Qui n’a jamais ressenti le poids de choisir entre plaire à quelqu’un de puissant et préserver sa propre dignité ? Cette tension, familière à quiconque a déjà dit non à un supérieur, à un conjoint ou à une foule, est exactement ce qui ouvre l’histoire de Vasthi, reine de Perse.
La troisième année de son règne, Xerxès offrit un banquet de six mois pour exhiber les richesses de son empire, suivi d’une fête de sept jours pour tout le peuple de Suse. Pendant ce temps, la reine Vasthi organisait son propre banquet pour les femmes du palais royal (Esther 1:3-9).
Le septième jour, l’esprit égayé par le vin, Xerxès ordonna à sept eunuques d’amener Vasthi en sa présence, coiffée de la couronne royale, pour exhiber sa beauté devant les invités. Elle refusa de se présenter, et le texte dit que le roi fut furieux et enflammé de colère (Esther 1:12).
Le refus d’une reine devant toute la cour était plus qu’un embarras personnel, c’était une menace pour l’ordre qui soutenait l’empire. Le roi consulta ses sages, craignant que l’attitude de Vasthi n’enseigne aux autres femmes du royaume à mépriser leurs propres maris (Esther 1:13-18).

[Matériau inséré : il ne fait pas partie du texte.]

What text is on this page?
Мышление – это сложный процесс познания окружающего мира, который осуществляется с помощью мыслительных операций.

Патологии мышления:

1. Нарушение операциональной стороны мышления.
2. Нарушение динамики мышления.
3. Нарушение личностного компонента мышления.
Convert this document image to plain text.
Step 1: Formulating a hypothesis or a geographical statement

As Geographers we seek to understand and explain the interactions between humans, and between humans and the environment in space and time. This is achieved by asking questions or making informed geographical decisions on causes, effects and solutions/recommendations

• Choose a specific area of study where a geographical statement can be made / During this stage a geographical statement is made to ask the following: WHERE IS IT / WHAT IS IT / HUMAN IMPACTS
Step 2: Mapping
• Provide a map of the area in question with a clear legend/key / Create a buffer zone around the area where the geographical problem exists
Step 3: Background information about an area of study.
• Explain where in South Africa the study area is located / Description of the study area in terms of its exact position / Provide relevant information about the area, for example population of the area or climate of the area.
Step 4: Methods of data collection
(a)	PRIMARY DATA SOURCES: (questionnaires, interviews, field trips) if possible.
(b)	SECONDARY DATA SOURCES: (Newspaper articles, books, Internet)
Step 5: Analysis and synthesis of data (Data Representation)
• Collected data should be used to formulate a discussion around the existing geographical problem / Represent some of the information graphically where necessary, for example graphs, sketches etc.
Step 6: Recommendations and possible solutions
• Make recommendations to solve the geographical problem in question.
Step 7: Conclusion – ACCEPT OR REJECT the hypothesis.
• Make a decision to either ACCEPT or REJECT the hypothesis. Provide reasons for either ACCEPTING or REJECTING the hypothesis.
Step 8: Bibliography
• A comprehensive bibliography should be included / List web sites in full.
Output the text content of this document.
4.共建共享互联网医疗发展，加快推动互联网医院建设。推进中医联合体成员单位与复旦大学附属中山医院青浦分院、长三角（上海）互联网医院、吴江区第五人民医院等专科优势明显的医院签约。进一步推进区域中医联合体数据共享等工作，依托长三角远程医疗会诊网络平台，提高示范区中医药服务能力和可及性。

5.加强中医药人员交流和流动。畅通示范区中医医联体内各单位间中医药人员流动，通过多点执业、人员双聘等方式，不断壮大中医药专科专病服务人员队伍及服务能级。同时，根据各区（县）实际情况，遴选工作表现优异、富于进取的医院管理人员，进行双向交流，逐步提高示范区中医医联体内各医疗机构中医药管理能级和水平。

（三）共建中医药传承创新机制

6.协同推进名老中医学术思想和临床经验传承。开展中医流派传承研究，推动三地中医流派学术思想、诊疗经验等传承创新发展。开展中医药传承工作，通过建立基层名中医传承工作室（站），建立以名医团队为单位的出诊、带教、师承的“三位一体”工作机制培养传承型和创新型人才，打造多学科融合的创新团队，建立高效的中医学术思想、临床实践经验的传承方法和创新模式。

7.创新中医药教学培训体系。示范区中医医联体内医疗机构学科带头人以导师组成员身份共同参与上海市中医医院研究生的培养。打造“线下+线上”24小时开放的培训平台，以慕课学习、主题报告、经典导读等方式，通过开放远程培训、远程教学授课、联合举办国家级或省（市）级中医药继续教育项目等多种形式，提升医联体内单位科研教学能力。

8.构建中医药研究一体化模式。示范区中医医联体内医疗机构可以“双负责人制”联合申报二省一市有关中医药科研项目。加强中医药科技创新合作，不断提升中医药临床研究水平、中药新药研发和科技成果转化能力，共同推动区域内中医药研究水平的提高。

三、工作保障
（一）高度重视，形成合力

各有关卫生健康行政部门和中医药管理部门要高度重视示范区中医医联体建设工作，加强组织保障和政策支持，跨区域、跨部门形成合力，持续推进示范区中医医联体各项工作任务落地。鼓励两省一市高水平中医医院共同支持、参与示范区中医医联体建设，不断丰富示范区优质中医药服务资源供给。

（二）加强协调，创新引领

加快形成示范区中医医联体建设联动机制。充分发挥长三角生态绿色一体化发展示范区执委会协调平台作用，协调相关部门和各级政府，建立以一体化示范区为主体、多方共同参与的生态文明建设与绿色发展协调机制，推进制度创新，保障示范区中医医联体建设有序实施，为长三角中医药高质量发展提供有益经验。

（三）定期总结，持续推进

Sur la proposition de l’un de ses conseillers, un décret irrévocable fut promulgué : Vasthi n’entrerait plus jamais en présence du roi, et sa position serait donnée à une autre femme. Des lettres furent envoyées à chaque province de l’empire, dans chaque langue, proclamant que chaque homme devait être maître dans sa propre maison (Esther 1:19-22).
Vasthi disparaît du récit aussi brusquement qu’elle y était entrée, sans que le texte ne révèle ses pensées ni ne justifie son choix. Mais c’est précisément ce vide qui ouvre la voie à la jeune fille juive nommée Esther pour occuper le trône laissé vacant (Esther 2:1-17).
L’histoire de Vasthi rappelle que les décisions prises dans les coulisses du pouvoir, motivées par un orgueil blessé, ont des conséquences réelles sur des personnes réelles. Elle rappelle aussi que Dieu, bien qu’il ne soit jamais mentionné dans le livre d’Esther, était déjà en train de déplacer les pièces d’une histoire plus grande.